A fifth grader when Katrina hit, he spent the intervening years on the move, living in hotel rooms, and finally settling in Houston with his family. When he moved back to New Orleans in his late teens, the streets of his childhood had a new mix of people and an undercurrent of menace he couldn’t place. He became anxious; then began having panic attacks, seemingly at random. He was homesick, as well as homesick.
“I was walking around with my eyes bugged out,” he said. “They wanted to put me on Xanax, but I wanted no part of that.” He moved away for a time and the anxiety subsided.
Therapists and social scientists have been trying to characterize the effects of all variety of traumas for more than a century. They have found no equations, no way to predict who will be laid low, who will adjust or who will become stronger.
But they do recognize some distinctive effects of hurricanes. Unlike an earthquake or a fire, flooding from a storm like Katrina or Harvey leaves many houses and buildings still physically standing but uninhabitable, simultaneously familiar and strange, like a loved one sinking into dementia. Surveys done in the first seven years after Katrina found that the rate of diagnosable mental health problems in the New Orleans area jumped by 9 percent – a sharper spike than after other natural disasters – and the effects did not discriminate much by race or income.
“Our reading of that is that the stressors were so severe they overwhelmed the coping skills of most kids,” said Kate McLaughlin, director of the Stress and Development Lab at the University of Washington, who led the research team.
Lacey Lawrence, now 22, escaped Katrina’s waters on an air mattress, as police officers shoved away bodies with oars, and some proprietors guarded swamping businesses with shotguns. An uncle disappeared, probably drowned. A 12-year-old cousin got lost, alone, and wasn’t heard from for hours. She and her parents landed in a dry area of the city, staying with relatives.

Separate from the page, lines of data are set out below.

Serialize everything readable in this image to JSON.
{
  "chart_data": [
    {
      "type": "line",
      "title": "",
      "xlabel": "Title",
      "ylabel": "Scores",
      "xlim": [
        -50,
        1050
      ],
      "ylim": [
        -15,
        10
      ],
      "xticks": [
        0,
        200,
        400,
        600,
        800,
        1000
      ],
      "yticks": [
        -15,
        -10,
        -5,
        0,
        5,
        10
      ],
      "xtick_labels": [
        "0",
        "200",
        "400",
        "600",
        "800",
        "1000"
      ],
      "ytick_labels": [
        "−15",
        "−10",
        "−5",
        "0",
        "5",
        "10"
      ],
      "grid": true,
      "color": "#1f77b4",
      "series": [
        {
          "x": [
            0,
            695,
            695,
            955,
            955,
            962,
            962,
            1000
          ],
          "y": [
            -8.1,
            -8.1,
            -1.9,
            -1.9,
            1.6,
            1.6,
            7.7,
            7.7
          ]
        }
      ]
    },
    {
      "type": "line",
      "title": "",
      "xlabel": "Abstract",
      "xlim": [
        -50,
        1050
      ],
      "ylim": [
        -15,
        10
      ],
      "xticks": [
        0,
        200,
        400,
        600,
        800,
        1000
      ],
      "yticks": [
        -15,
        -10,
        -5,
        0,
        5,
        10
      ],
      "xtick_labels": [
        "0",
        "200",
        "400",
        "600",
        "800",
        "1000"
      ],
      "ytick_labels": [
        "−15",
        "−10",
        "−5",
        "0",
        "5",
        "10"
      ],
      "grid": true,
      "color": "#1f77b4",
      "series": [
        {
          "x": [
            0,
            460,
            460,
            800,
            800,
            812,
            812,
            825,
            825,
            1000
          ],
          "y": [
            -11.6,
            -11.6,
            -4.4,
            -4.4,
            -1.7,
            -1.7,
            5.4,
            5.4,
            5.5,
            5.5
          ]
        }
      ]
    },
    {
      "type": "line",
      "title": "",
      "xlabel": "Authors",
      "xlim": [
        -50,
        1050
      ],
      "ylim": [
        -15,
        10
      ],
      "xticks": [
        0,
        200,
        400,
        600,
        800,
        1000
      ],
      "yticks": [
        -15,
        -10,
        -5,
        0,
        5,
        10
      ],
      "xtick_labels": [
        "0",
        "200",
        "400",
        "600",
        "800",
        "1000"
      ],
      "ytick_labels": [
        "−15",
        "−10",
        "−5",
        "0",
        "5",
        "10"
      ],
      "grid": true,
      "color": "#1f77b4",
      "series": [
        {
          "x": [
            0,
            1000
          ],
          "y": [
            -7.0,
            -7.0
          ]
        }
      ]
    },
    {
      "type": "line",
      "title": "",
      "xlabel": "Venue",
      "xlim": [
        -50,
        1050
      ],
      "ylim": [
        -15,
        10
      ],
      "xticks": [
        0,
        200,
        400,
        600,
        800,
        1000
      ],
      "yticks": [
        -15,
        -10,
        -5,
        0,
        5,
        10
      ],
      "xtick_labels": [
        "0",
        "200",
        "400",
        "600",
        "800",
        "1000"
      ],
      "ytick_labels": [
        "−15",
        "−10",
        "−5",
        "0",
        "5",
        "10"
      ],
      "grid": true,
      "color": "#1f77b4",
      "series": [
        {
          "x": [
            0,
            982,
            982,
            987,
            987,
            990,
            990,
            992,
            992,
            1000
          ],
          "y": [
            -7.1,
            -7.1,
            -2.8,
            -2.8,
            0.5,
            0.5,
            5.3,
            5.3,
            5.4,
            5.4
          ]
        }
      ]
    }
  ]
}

“I was at this new school, my friends were gone, and kids would be saying things – about my old neighborhood, about my family,” Ms. Lawrence said. “I was getting into fights; real fights, violent ones. That was something I never did before, ever. But you lose everything and you don’t know how to deal with it – no one prepares you for that.”
She finished school and now teaches young children precisely those skills: how to stay safe; how to manage emotions; how to stay focused on what they can control, and adjust to what they cannot.